Every company uses some version of a performance-evaluation system that includes 360-degree feedback and quarterly or annual reviews to set salary and bonuses and suggest improvements for the future. This traditional approach has three major limitations. First, it is very time consuming. Deloitte found that it spends over two million hours per year to do performance evaluations for its 65,000 employees. This in itself may not be bad, because people are a major asset of an organization and spending time to measure and improve their performance is valuable. However, the second problem with the traditional approach is that it is often ineffective. One study examined how 4,492 managers were evaluated by their bosses, peers, and subordinates. It found that raters’ perception accounted for 62 percent of the variance in ratings and that actual performance accounted for only 21 percent of the variance.19 This biased approach leads neither to productivity improvement nor to employee engagement. The third limitation of the current approach is its batch mode, wherein employees often receive feedback only at the end of the year and not in the moment when it could help them improve their performance.

Digital tools and technology are now allowing firms to test new and faster ways to assess employees’ performance. For its 300,000 employees, GE is in the middle of scrapping its decades-old annual reviews, which were notorious under previous CEO Jack Welch, and replacing them with an app, PD@GE, that allows workers to get real-time feedback from peers, subordinates, and bosses.20 GE is also now developing an app that uses past employee data to help leaders do better succession planning and career coaching.21 In April 2017, Goldman Sachs introduced Ongoing Feedback 360+, a system designed to let employees exchange real-time feedback with their managers. The system will also provide a dashboard that summarizes the feedback an employee has received throughout the year.22 Impraise and DevelapMe are other examples of apps for real-time performance feedback.

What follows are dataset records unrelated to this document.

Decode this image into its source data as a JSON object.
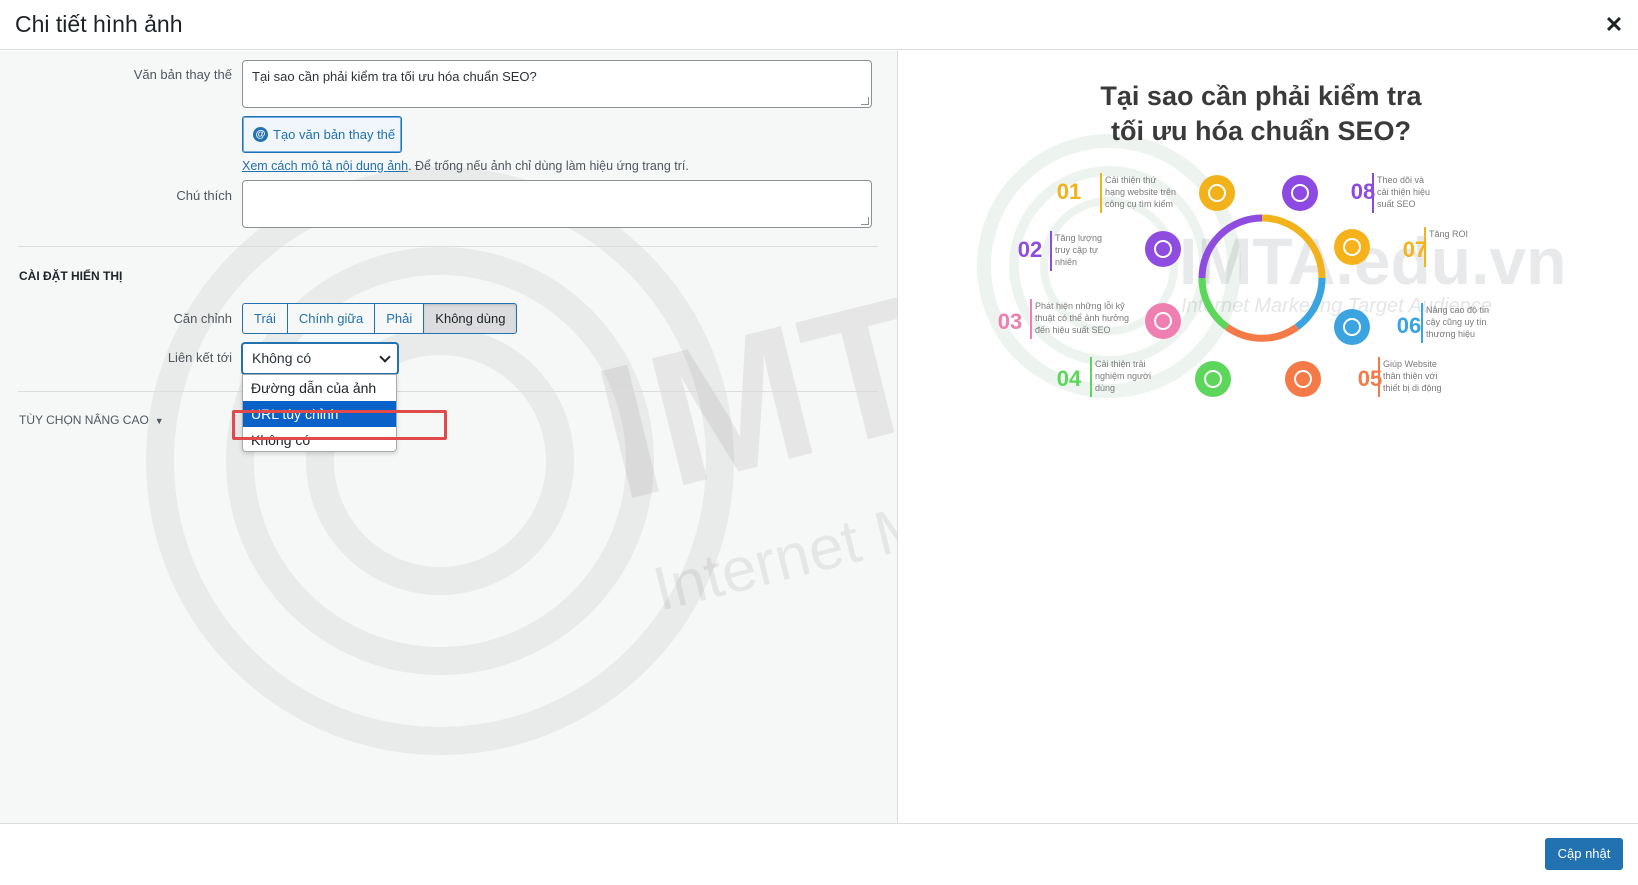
{
  "header": {
    "title": "Chi tiết hình ảnh",
    "close_icon": "close-icon"
  },
  "form": {
    "alt_text_label": "Văn bản thay thế",
    "alt_text_value": "Tại sao cần phải kiểm tra tối ưu hóa chuẩn SEO?",
    "ai_button_label": "Tạo văn bản thay thế",
    "help_link": "Xem cách mô tả nội dung ảnh",
    "help_text": ". Để trống nếu ảnh chỉ dùng làm hiệu ứng trang trí.",
    "caption_label": "Chú thích",
    "caption_value": ""
  },
  "display_settings": {
    "heading": "CÀI ĐẶT HIỂN THỊ",
    "align_label": "Căn chỉnh",
    "align_options": [
      "Trái",
      "Chính giữa",
      "Phải",
      "Không dùng"
    ],
    "align_selected": "Không dùng",
    "link_label": "Liên kết tới",
    "link_value": "Không có",
    "link_options": [
      "Đường dẫn của ảnh",
      "URL tùy chỉnh",
      "Không có"
    ],
    "link_highlighted": "URL tùy chỉnh"
  },
  "advanced": {
    "label": "TÙY CHỌN NÂNG CAO"
  },
  "preview": {
    "title_line1": "Tại sao cần phải kiểm tra",
    "title_line2": "tối ưu hóa chuẩn SEO?",
    "watermark_main": "IMTA.edu.vn",
    "watermark_sub": "Internet Marketing Target Audience",
    "items": [
      {
        "num": "01",
        "text": [
          "Cải thiện thứ",
          "hạng website trên",
          "công cụ tìm kiếm"
        ],
        "color": "#f2b21c"
      },
      {
        "num": "02",
        "text": [
          "Tăng lượng",
          "truy cập tự",
          "nhiên"
        ],
        "color": "#8e4de0"
      },
      {
        "num": "03",
        "text": [
          "Phát hiện những lỗi kỹ",
          "thuật có thể ảnh hưởng",
          "đến hiệu suất SEO"
        ],
        "color": "#ee7fb0"
      },
      {
        "num": "04",
        "text": [
          "Cải thiện trải",
          "nghiệm người",
          "dùng"
        ],
        "color": "#5dd65c"
      },
      {
        "num": "05",
        "text": [
          "Giúp Website",
          "thân thiện với",
          "thiết bị di động"
        ],
        "color": "#f47b48"
      },
      {
        "num": "06",
        "text": [
          "Nâng cao độ tin",
          "cậy cũng uy tín",
          "thương hiệu"
        ],
        "color": "#3aa3e0"
      },
      {
        "num": "07",
        "text": [
          "Tăng ROI"
        ],
        "color": "#f5b21b"
      },
      {
        "num": "08",
        "text": [
          "Theo dõi và",
          "cải thiện hiệu",
          "suất SEO"
        ],
        "color": "#8d4ae3"
      }
    ]
  },
  "footer": {
    "update_label": "Cập nhật"
  }
}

Technology is not only useful in providing real-time feedback. The data-driven approach can also identify good performers without any bias inherent in rater-driven evaluations. When Hans Haringa, an executive at Royal Dutch Shell who runs a team that solicits, evaluates, and funds disruptive ideas from inside and outside the company, heard about Knack, he decided to see if it could help him with his task. He asked 1,400 people who had contributed ideas in the past to play Knack games. He then gave Knack information on how the ideas of three-quarters of these people had done in terms of seed funding or more. Using the game and performance data, Knack built a model, which was then used to predict the potential success of the remaining 25 percent of people. “Without ever seeing the ideas,” Haringa noted, “without meeting or interviewing the people who’d proposed them, without knowing their title or background or academic pedigree, Knack’s algorithm had identified the people whose ideas had panned out. The top 10 percent of the idea generators as predicted by Knack were in fact those who’d gone furthest in the process.”23

Talent Retention

Retaining talented employees is a constant challenge for every organization. Often firms learn about imminent departures too late, when an executive has already secured another job and is ready to move on. If we can predict customer churn for a credit card or a wireless company using historical data of customers’ past usage, why can’t we use a similar approach to predict employee churn? This question has led to the development of new tools that are able to predict, well in advance, the likelihood of an employee leaving a firm. GE is currently testing such an application, to predict six months in advance if an employee is likely to leave, so that the company can design an appropriate intervention before it is too late.24 Scores of academics are using their skills in customer-churn modeling to develop machine-learning algorithms for predicting employee churn.

Human resource decisions ranging from recruiting and training to evaluation and retention will be driven by data and machine-learning algorithms. Machines will not replace human judgment, but they will be major complementary assets to what we currently do to manage talent. The technology revolution is only going to accelerate in the future, and we better prepare and brace ourselves for it.